Esto no es una crisis existencial (o sí)
Hubo un momento en mi adolescencia, cuando me di cuenta de que nunca podría leer todos los libros del mundo, ni ver todas las películas del mundo, ni visitar todos los países del mundo que todo mi mundo, de repente, pareció totalmente pequeño e insignificante.
Esa época era la de contabilizar el número de series que veía al año, y tener una lista inmensa de libros que ir tachando a medida que los iba leyendo. En ese instante, cuando tienes quince años, quieres tener diez más de golpe y creerte la persona más interesante e inteligente de tu entorno.
Esa sensación de no poder abarcar más de lo que realmente te llama la atención se asemeja mucho al momento en el que, de pequeño, te das cuenta de lo que significa la palabra ‘muerte’. La primera experiencia de cada uno con la parca no deja de ser cuanto menos curiosa por la forma en que condiciona tu relación con ella el resto de tu vida.

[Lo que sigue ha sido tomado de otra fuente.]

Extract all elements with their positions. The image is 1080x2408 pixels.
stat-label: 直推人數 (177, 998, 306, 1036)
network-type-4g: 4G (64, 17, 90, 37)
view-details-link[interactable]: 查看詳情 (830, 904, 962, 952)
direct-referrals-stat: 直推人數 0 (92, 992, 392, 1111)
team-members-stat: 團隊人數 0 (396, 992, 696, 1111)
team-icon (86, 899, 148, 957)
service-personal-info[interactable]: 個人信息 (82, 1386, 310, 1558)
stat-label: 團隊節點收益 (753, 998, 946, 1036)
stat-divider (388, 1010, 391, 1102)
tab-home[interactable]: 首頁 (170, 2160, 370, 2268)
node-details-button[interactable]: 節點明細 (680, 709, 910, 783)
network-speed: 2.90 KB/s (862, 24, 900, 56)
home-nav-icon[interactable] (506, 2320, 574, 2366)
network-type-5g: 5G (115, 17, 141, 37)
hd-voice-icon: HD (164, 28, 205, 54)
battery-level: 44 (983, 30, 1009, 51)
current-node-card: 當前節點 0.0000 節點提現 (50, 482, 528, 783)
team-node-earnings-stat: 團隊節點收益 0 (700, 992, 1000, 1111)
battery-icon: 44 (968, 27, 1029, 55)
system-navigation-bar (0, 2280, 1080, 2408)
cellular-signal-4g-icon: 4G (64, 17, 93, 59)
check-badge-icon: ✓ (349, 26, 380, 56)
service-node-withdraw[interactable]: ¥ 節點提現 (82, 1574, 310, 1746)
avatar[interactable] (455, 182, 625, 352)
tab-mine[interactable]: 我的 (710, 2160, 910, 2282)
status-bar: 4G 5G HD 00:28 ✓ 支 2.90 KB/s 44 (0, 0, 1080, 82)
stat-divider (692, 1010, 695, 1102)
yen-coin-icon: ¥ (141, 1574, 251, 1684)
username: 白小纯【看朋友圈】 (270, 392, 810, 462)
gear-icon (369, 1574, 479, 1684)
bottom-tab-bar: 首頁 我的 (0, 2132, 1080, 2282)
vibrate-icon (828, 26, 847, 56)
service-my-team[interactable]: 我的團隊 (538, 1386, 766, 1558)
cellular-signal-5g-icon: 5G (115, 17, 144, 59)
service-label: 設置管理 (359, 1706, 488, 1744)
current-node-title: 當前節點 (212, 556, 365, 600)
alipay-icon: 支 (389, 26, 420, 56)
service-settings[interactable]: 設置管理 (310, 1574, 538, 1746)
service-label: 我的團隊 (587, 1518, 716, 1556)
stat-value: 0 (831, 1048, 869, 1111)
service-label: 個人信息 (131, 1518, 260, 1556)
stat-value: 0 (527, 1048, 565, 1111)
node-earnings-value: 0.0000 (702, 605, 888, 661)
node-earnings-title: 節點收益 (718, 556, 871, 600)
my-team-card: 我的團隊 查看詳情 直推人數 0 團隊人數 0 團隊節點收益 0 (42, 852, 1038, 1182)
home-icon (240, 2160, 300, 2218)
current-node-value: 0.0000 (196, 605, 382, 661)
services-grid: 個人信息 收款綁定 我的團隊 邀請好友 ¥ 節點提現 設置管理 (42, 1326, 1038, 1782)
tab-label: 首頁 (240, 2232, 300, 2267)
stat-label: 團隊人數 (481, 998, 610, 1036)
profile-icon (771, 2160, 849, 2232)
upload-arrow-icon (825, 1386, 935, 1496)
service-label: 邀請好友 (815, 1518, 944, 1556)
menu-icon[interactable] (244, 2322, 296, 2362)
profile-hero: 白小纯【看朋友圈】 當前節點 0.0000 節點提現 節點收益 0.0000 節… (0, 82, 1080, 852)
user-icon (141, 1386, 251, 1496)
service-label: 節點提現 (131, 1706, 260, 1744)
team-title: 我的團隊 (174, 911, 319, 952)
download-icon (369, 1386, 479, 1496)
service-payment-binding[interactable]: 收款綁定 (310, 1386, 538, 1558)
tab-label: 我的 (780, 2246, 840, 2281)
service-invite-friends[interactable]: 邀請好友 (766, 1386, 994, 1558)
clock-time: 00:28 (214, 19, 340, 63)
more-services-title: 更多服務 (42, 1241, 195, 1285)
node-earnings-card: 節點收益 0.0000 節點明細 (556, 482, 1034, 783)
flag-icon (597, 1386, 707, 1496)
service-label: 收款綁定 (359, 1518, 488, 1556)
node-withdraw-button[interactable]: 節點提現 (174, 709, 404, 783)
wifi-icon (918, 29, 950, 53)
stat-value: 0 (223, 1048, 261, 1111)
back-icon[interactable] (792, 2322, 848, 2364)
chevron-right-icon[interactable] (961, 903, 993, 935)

Ser padre y explicarle a tu hijo o hija lo que significa dejar de existir debe parecerse a montarte en una montaña rusa que todavía no ha pasado todos los controles de seguridad. La metáfora del cielo es tierna y significativa hasta que ese crío o cría monta en avión queriendo encontrar a su abuelo y decepcionándose al no verlo por allí tomando un café.
Una vida y un libro tienen un principio, un arco narrativo y un final, sí. Pero en lo que más se asemejan es que, cuatrocientos años después, serán lo mismo: una mota de polvo en la eternidad. Ya lo dice Rosa Montero en su ensayo El peligro de estar cuerda: "La vida es un sueño diminuto, un espejismo de luz en una eternidad de oscuridades. Y eso es nada, y es todo"
Todo lo que vemos, comemos, tocamos, besamos o probamos es una única realidad, totalmente diferente a la de la persona que se te sienta al lado en el autobús. Así que la vida también será eso: un montón de realidades intentando encajar en sincronía para no volvernos locos.